Release Notes - Flink 1.16

Release notes - Flink 1.16 #

These release notes discuss important aspects, such as configuration, behavior, or dependencies, that changed between Flink 1.15 and Flink 1.16. Please read these notes carefully if you are planning to upgrade your Flink version to 1.16.

Clusters & Deployment #

Deprecate host/web-ui-port parameter of jobmanager.sh #

The host/web-ui-port parameters of the jobmanager.sh script have been deprecated. These can (and should) be specified with the corresponding options as dynamic properties.

Table API & SQL #

Remove string expression DSL #

The deprecated String expression DSL has been removed from Java/Scala/Python Table API.

Support Retryable Lookup Join To Solve Delayed Updates Issue In External Systems #

Adds retryable lookup join to support both async and sync lookups in order to solve the delayed updates issue in external systems.

Make AsyncDataStream.OutputMode configurable for table module #

It is recommend to set the new option ’table.exec.async-lookup.output-mode’ to ‘ALLOW_UNORDERED’ when no stritctly output order is needed, this will yield significant performance gains on append-only streams

Harden correctness for non-deterministic updates present in the changelog pipeline #

For complex streaming jobs, now it’s possible to detect and resolve potential correctness issues before running.

Connectors #

Move Elasticsearch connector to external connector repository #

The Elasticsearch connector has been copied from the Flink repository to its own individual repository at https://github.com/apache/flink-connector-elasticsearch. For this release, identical Elasticsearch connector artifacts will be available from both repositories but with different versions.
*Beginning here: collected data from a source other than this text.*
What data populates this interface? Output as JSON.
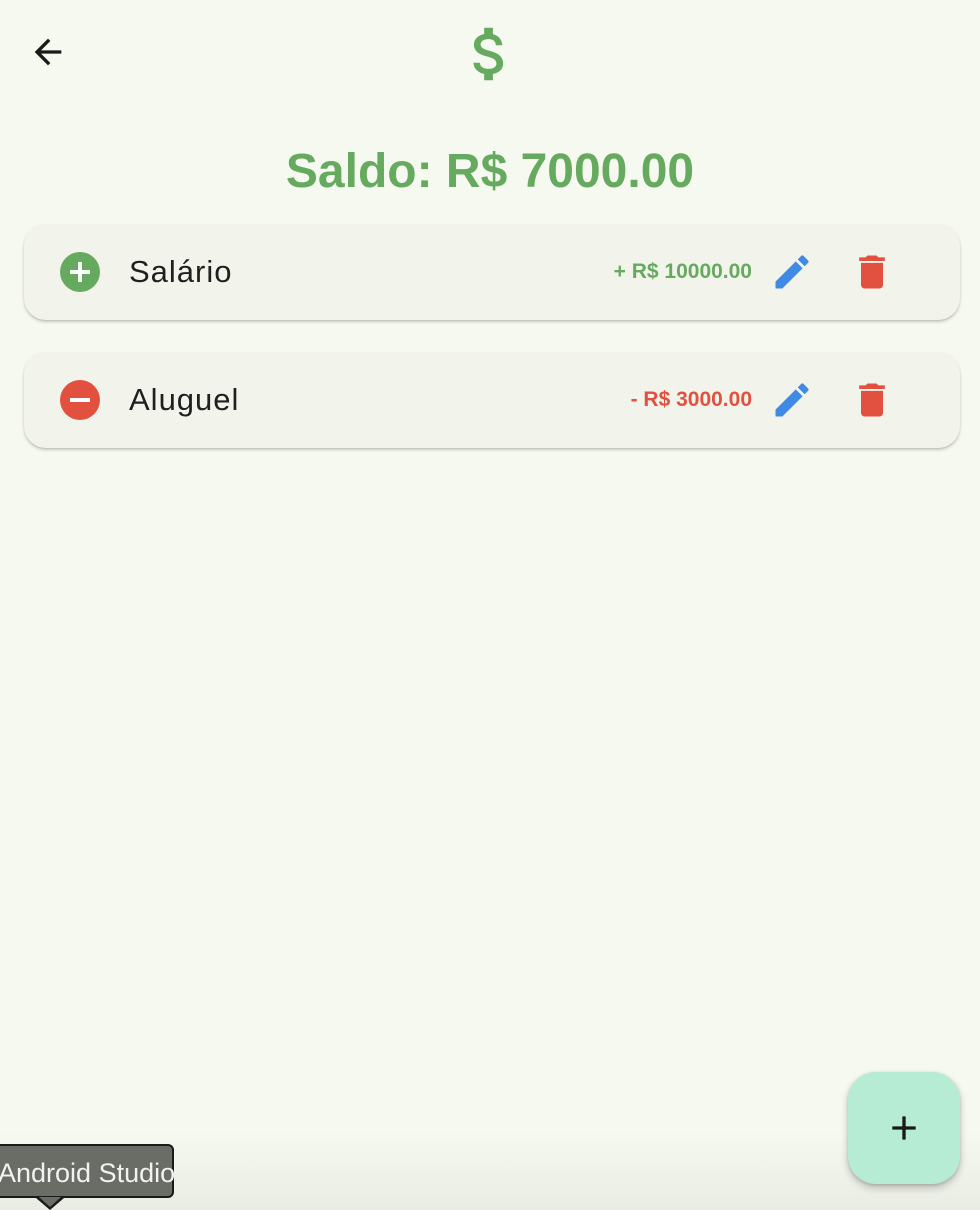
{
  "app_bar": {
    "back_icon": "arrow-back-icon",
    "logo_icon": "dollar-sign-icon",
    "logo_color": "#66aa5f"
  },
  "balance": {
    "text": "Saldo: R$ 7000.00",
    "color": "#66aa5f"
  },
  "transactions": [
    {
      "title": "Salário",
      "amount": "+ R$ 10000.00",
      "type": "income",
      "type_icon": "add-circle-icon",
      "color": "#66aa5f"
    },
    {
      "title": "Aluguel",
      "amount": "- R$ 3000.00",
      "type": "expense",
      "type_icon": "remove-circle-icon",
      "color": "#e2513f"
    }
  ],
  "actions": {
    "edit_icon": "pencil-icon",
    "edit_color": "#3e8ae6",
    "delete_icon": "trash-icon",
    "delete_color": "#e2513f"
  },
  "fab": {
    "icon": "plus-icon",
    "background": "#b7ecd4"
  },
  "tooltip": {
    "text": "Android Studio"
  }
}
For example, the first releases will be 1.16.0 and the externally versioned and maintained artifact 3.0.0. Developers are encouraged to move to the latter during this release cycle.

Drop support for Hive versions 1.*, 2.1.* and 2.2.* #

Support for Hive 1.*, 2.1.* and 2.2.* has been dropped from Flink. These Hive versions are no longer supported by the Hive community and therefore are also no longer supported by Flink.

Hive sink report statistics to Hive metastore #

In batch mode, Hive sink now will report statistics to Hive metastore by default for written tables and partitions. This might be time-consuming when there are many written files. You can disable this feature by setting table.exec.hive.sink.statistic-auto-gather.enable to false.

Remove a number of Pulsar cursor APIs #

A number of breaking changes were made to the Pulsar Connector cursor APIs:

  • CursorPosition#seekPosition() has been removed.
  • StartCursor#seekPosition() has been removed.
  • StopCursor#shouldStop now returns a StopCondition instead of a boolean.

Mark StreamingFileSink as deprecated #

The StreamingFileSink has been deprecated in favor of the unified FileSink since Flink 1.12.

Avro schemas generated by Flink now use the “org.apache.flink.avro.generated” namespace for compatibility with the Avro Python SDK.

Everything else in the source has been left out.